Saint-Gobain remains committed to its deal to take over Sika (SIK.S) by buying out the controlling stake held by the founding family of the Swiss firm, the French company’s chief financial officer told Swiss newspaper Tages-Anzeiger.
Guillaume Texier said he was confident of a successful outcome despite a setback last week when a Swiss court ruled against the family and in favor of Sika’s board, which is opposing the deal.

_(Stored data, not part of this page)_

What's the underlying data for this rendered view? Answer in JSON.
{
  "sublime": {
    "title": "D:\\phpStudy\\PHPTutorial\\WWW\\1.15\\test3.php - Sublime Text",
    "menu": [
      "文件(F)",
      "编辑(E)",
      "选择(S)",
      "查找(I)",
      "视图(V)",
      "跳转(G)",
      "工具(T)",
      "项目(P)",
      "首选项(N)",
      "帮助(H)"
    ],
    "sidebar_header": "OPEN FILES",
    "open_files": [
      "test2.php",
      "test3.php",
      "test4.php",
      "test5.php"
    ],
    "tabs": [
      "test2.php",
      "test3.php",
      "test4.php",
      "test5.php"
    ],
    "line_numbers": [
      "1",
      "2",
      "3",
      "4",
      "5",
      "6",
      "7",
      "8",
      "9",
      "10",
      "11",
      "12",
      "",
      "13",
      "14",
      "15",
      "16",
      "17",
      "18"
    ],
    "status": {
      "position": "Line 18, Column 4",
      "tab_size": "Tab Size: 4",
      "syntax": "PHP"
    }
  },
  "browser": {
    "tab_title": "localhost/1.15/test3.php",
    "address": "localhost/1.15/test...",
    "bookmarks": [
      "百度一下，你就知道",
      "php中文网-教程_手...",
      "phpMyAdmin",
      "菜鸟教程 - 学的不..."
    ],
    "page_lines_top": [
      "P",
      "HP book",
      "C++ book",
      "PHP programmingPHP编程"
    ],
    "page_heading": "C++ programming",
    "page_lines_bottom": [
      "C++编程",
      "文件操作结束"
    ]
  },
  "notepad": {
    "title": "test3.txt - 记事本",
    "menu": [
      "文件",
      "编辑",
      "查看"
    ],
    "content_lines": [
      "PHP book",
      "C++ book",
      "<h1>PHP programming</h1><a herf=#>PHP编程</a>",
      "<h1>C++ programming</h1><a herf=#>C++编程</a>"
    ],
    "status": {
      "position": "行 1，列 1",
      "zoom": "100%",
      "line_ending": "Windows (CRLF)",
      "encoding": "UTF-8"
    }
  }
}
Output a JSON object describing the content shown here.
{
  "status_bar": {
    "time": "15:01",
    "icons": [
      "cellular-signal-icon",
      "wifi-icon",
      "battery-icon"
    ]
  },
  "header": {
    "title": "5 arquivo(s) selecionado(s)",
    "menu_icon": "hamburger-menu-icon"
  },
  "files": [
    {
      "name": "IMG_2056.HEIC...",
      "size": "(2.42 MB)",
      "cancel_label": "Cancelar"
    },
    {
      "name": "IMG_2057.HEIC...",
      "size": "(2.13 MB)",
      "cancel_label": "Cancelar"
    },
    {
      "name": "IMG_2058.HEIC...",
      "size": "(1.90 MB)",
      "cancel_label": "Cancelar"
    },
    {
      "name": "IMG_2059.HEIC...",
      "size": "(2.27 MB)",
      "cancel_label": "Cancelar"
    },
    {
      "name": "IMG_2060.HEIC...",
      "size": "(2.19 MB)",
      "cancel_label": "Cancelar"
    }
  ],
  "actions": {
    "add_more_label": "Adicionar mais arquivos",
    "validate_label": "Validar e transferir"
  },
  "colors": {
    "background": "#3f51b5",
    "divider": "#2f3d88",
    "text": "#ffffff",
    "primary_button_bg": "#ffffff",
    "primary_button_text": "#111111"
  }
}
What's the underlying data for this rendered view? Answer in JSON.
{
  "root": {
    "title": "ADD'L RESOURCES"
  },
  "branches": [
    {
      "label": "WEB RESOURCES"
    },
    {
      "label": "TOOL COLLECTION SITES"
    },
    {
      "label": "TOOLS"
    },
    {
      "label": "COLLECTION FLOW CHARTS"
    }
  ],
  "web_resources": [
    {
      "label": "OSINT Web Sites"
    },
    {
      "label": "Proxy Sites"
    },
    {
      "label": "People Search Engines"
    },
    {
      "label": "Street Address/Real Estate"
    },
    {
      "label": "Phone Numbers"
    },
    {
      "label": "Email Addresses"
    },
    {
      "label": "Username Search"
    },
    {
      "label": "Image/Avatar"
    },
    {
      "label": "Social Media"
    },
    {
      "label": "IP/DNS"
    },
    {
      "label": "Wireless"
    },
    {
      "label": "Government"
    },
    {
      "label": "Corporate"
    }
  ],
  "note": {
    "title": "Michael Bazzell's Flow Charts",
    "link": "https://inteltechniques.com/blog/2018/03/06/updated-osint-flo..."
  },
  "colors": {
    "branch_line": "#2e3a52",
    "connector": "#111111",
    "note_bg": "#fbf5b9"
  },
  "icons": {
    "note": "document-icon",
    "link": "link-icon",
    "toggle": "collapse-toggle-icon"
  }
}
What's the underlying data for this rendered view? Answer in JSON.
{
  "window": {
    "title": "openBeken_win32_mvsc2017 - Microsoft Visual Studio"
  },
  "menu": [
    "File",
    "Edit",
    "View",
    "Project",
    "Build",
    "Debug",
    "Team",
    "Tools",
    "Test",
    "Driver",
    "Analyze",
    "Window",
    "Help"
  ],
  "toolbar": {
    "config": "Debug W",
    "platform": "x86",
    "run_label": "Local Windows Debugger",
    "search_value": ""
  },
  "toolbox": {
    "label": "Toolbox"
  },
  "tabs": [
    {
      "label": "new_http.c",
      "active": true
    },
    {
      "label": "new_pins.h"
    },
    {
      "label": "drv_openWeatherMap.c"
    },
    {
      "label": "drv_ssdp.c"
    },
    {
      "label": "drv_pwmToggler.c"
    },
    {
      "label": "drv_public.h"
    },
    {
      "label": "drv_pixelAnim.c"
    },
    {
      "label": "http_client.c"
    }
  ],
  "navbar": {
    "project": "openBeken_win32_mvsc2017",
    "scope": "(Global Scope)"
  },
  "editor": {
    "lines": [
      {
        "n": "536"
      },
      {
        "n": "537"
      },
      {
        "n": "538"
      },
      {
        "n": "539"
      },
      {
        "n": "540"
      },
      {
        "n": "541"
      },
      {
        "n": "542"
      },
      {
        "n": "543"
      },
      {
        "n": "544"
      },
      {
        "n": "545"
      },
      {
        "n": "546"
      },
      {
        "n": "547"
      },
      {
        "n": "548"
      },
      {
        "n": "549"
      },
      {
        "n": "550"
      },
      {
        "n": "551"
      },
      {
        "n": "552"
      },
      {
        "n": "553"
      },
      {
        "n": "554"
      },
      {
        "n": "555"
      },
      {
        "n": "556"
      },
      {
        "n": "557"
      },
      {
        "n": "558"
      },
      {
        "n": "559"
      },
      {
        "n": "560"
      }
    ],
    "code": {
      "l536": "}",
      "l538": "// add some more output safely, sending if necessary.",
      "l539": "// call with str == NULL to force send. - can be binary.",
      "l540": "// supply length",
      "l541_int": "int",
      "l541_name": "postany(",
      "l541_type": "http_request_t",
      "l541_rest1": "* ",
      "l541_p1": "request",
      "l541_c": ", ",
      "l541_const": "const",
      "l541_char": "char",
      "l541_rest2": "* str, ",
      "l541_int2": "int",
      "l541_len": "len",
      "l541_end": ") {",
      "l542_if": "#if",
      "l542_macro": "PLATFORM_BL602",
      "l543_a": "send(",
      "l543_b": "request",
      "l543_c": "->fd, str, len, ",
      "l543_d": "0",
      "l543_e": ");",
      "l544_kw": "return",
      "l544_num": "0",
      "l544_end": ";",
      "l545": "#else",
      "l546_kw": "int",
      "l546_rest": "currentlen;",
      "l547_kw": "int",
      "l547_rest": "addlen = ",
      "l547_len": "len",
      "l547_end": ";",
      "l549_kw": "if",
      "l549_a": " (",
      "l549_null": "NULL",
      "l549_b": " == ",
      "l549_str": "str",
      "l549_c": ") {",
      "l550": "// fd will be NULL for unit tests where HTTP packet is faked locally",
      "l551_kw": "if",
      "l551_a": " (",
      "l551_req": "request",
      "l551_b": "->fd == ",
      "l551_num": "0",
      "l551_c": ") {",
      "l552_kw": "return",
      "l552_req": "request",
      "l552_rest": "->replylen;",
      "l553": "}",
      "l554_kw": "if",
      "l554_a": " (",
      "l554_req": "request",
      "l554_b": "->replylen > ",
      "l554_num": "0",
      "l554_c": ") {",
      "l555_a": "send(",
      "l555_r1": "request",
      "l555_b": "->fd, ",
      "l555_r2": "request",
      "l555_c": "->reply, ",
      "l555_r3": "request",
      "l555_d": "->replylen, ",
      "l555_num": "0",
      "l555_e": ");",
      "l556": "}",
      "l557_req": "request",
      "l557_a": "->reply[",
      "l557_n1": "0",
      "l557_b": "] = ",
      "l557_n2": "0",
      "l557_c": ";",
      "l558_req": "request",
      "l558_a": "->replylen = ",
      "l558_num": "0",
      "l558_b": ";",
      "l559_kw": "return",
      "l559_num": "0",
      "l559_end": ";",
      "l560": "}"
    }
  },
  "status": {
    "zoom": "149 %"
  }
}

The executive said Saint-Gobain fully supported the Burkard family’s decision to appeal against the verdict, which he was confident would be overturned by a higher court.
“We are prepared for a long legal dispute,” Texier said in the interview published on Saturday.
“We knew it was highly probable that Sika or other parties would use legal means. We are however covered in terms of time with an option that allows us to extend the contract with the family until the end of 2018.”
Saint-Gobain was prepared to wait because it so far has not paid anything, while Sika was becoming more attractive because of the rise in its stock market value, he said.
The row erupted nearly two years ago when Saint-Gobain offered 2.75 billion Swiss francs ($2.84 billion) for the 16 percent stake held by the Burkards, which would give it control of Sika because it comes with nearly 53 percent of the voting rights.
Sika’s board responded by reducing the family’s voting power to 5 percent, blocking the takeover. The move was contested by the Burkards but upheld by a court in Zug.
“As we said very clearly after the recent judgment we remain fully committed to the deal,” said Texier. “We are optimistic, patient and strongly believe that our common project will succeed.”